Burgeoning emerging markets (EM) are an increasingly potent driver of the global economy.
Over the next 12 years, it is estimated that the EM will see the greatest increase in consumer demand in history, a rise in consumption of $18 trillion p.a., to $30 trillion p.a. No wonder investors and Western companies are so focused on growth in the emerging world.
This remarkable data is driven by the ‘great convergence’ of living standards as billions of people enjoy, in one generation, a change in their lifestyles comparable to that experienced by Europeans and Americans during the industrial revolutions of the 19th and 20th centuries. The global ‘middle class’ is set to expand from 1.8 billion people in 2009, to 3.2 billion in 2020 and 4.9 billion by 2030 (the ‘middle class’, in this context, is defined as having roughly a third of their income left for discretionary spending after expenditures on food and shelter). This expansion is helped by positive demographic trends, with the number of active workers and households increasing. By 2050, India will be the most populous country on the planet, with a stable population of 1.6 billion people. But the average incomes of those 1.6 billion people will be six times larger than they are today. Income growth and development happen at different rates in each society. For example, it is estimated that China has created 3 million US dollar millionaires in the last 10 years (and, according to one survey, on average each owns 4.2 luxury watches!). Yet 528 million Chinese still live on less than $1,000 per year.

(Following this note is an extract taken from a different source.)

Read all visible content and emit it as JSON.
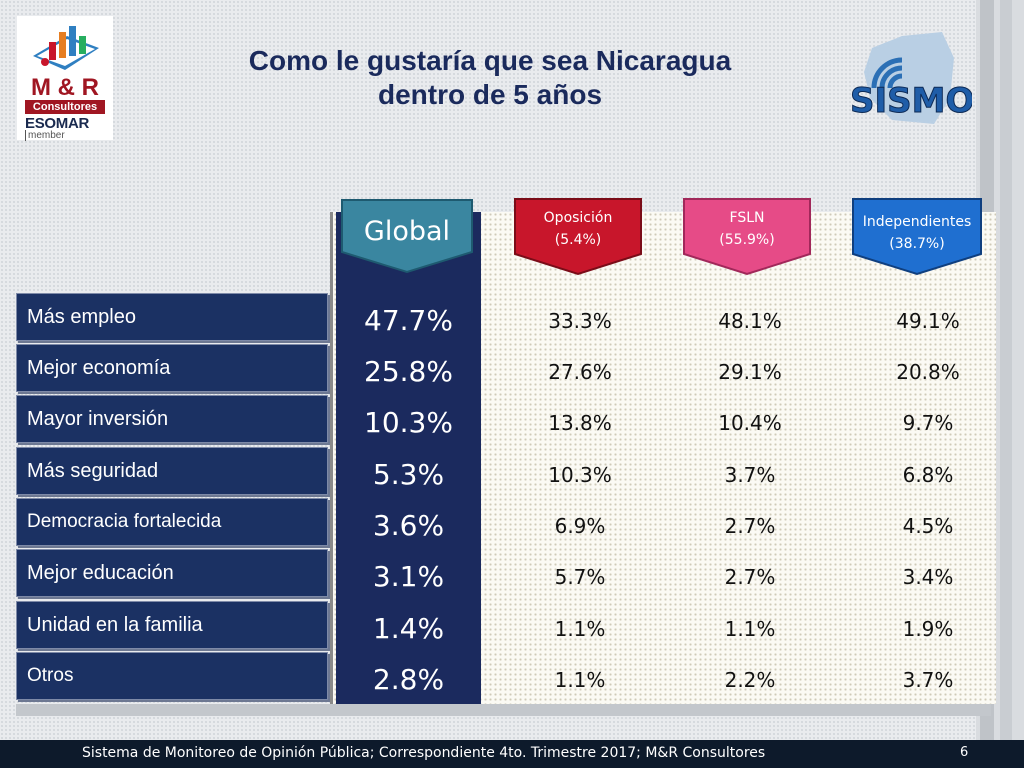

The rate of income growth depends on a wide range of factors, but demographics, urbanisation, technology, education, global trade, credit multiplication, governance and government all play a crucial part. The Chinese government’s policies have resulted in extra-ordinary improvements in incomes through market liberalisation and bold central planning. 2013 will see a new range of large state projects in China: the launch of a lunar probe - Chang’e 3 - which will position the first permanent telescope on the Moon; completion of the world’s tallest building in the central province of Hunan, and the opening of the first phase of the world’s largest water management project, diverting billions of litres 700 miles to the arid North from the Yangtze river in the South.
But while large infrastructure projects provide jobs and the structures and urban environment of a developed society, it is the increase in household incomes and the resulting consumption that have the greatest long-term impact and provide the foundations for a sustainable, healthy economy.
Spending patterns change dramatically as income levels rise from below $1,000 p.a. to between $3,000 - $5,000 p.a. As well as BRIC (Brazil, Russia, India, China), countries like Indonesia, The Philippines, Egypt, Columbia and Peru are all expected to go through this threshold in the next 30 years, with consequences for dietary change, discretionary consumption, financial services, housing and healthcare
The $18 trillion p.a. increase in EM consumption offers extraordinary opportunities for businesses, from the humblest local entrepreneur to the largest multinationals. From Coca-Cola to Nissan, most multinationals have well-developed strategies to meet growing EM demand. European listed companies now derive over a quarter of their revenue from EMs, so not all beneficiaries of EM trends will be EM companies. And while it might seem intuitive that local, EM companies would be major beneficiaries of local growth, this is often not the case: many companies listed on EM stock markets make a large proportion of their sales in developed markets and rely on Western demand for their products (often manufactured goods or commodities).
So there is quite a difference between companies which benefit from fast growing EM demand and those EM supply companies which deliver to the slower-growing developed markets (DM). Not only do EM supply companies suffer from the slow growth in the DM, but they also have to cope with the fast rise in wages and other costs in the EM.
Investors hoping to capture the benefits of the EM opportunity have the choice of investing in EM listed companies through an EM fund (recognising that it does not perfectly match the opportunity) or buying exposure within a global equity portfolio, picking out the beneficiaries irrespective of where they are listed. For those integrating EM into their global equity investments, the MSCI All Countries World Index is fast growing in popularity as the new standard global equity index. ACWI includes the EM in its calculation, whereas the traditional MSCI World Index does not. Currently, companies listed in EM account for about 14% of ACWI. Sarasin & Partners offers the choice to clients, both with a dedicated EM fund and by including the beneficiaries of many EM trends in our successful thematic global equity funds.
Whichever investment approach is selected, the inexorable process of convergence in living standards is creating extraordinary long-term demand growth, and multiple opportunities for investors.